While the building industry has, to a large extent, been able to reduce the impact of buildings’ operational emissions by switching to renewable energy, the embodied carbon from construction materials still remains high. With embodied carbon representing 11 percent of worldwide GHG emissions, this is a critical aspect of greenbuilding that needs immediate attention.
Embodied carbon consists of the greenhouse gases (GHGs) emitted by the production of concrete, steel and other building materials.
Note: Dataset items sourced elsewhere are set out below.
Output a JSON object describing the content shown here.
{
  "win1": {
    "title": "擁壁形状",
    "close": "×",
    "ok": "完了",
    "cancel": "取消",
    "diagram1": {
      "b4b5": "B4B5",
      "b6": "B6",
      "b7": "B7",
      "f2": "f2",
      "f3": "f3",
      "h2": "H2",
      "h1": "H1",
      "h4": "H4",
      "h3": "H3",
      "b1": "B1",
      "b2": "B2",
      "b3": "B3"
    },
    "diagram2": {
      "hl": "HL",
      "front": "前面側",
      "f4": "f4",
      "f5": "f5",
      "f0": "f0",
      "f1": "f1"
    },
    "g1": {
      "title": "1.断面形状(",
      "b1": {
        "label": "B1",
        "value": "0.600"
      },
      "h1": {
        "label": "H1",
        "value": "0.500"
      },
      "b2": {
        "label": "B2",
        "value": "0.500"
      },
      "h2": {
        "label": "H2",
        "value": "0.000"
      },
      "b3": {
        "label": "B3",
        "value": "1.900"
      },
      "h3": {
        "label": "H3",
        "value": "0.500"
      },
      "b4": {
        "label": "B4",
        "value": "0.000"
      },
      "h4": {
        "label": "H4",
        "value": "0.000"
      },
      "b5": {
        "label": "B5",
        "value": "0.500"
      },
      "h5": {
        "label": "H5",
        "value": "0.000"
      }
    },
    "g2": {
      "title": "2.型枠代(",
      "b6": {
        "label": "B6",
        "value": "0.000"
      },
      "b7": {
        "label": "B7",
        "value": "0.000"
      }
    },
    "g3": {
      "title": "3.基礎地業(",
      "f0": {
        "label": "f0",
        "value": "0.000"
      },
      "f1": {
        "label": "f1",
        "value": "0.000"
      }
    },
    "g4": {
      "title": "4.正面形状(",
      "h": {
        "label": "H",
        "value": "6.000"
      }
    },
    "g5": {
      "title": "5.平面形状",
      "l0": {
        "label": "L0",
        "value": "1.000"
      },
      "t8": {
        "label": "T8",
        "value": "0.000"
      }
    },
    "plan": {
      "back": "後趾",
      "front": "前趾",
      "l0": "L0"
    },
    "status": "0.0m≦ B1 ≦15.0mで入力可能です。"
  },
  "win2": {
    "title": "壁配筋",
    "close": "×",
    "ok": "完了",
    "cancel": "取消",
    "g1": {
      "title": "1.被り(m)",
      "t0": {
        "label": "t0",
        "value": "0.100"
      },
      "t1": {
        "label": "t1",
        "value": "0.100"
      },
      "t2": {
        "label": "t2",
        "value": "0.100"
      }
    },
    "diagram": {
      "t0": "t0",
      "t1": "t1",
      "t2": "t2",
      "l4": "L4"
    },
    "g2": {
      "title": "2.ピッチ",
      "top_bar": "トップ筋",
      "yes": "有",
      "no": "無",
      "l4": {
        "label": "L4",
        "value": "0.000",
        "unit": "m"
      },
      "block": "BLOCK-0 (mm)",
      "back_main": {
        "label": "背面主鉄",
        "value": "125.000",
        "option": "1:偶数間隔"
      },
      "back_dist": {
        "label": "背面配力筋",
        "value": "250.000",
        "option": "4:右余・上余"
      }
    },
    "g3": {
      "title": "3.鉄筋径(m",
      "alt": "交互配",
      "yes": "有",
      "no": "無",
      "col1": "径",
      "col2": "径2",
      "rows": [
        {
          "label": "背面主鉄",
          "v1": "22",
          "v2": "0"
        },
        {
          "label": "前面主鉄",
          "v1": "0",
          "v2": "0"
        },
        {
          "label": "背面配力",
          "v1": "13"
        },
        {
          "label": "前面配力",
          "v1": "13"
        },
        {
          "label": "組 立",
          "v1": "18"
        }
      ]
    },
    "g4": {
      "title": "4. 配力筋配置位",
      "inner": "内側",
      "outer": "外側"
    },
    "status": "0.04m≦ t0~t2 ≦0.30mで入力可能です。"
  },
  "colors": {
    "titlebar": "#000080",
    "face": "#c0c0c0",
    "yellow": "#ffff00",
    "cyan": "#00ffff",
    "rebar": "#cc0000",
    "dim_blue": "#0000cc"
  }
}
This includes the extraction of natural resources such as sand and minerals, as well as the destruction of ecosystems. It also takes into account the transportation of these raw materials to the construction site.
The ICE database from Bath University contains all the information you need to understand the carbon footprint of construction materials. It has been downloaded by more than 30,000 professionals and appears in countless books, reports, articles and lectures.
Builders for Climate Action has compared upfront embodied carbon from various insulation types and found that using plant-based insulation, such as blown cellulose, can lower a building’s embodied carbon by a wide margin. By choosing insulation materials made from agricultural products that sequester carbon, such as wood or hemp, you can further reduce a project’s embodied carbon.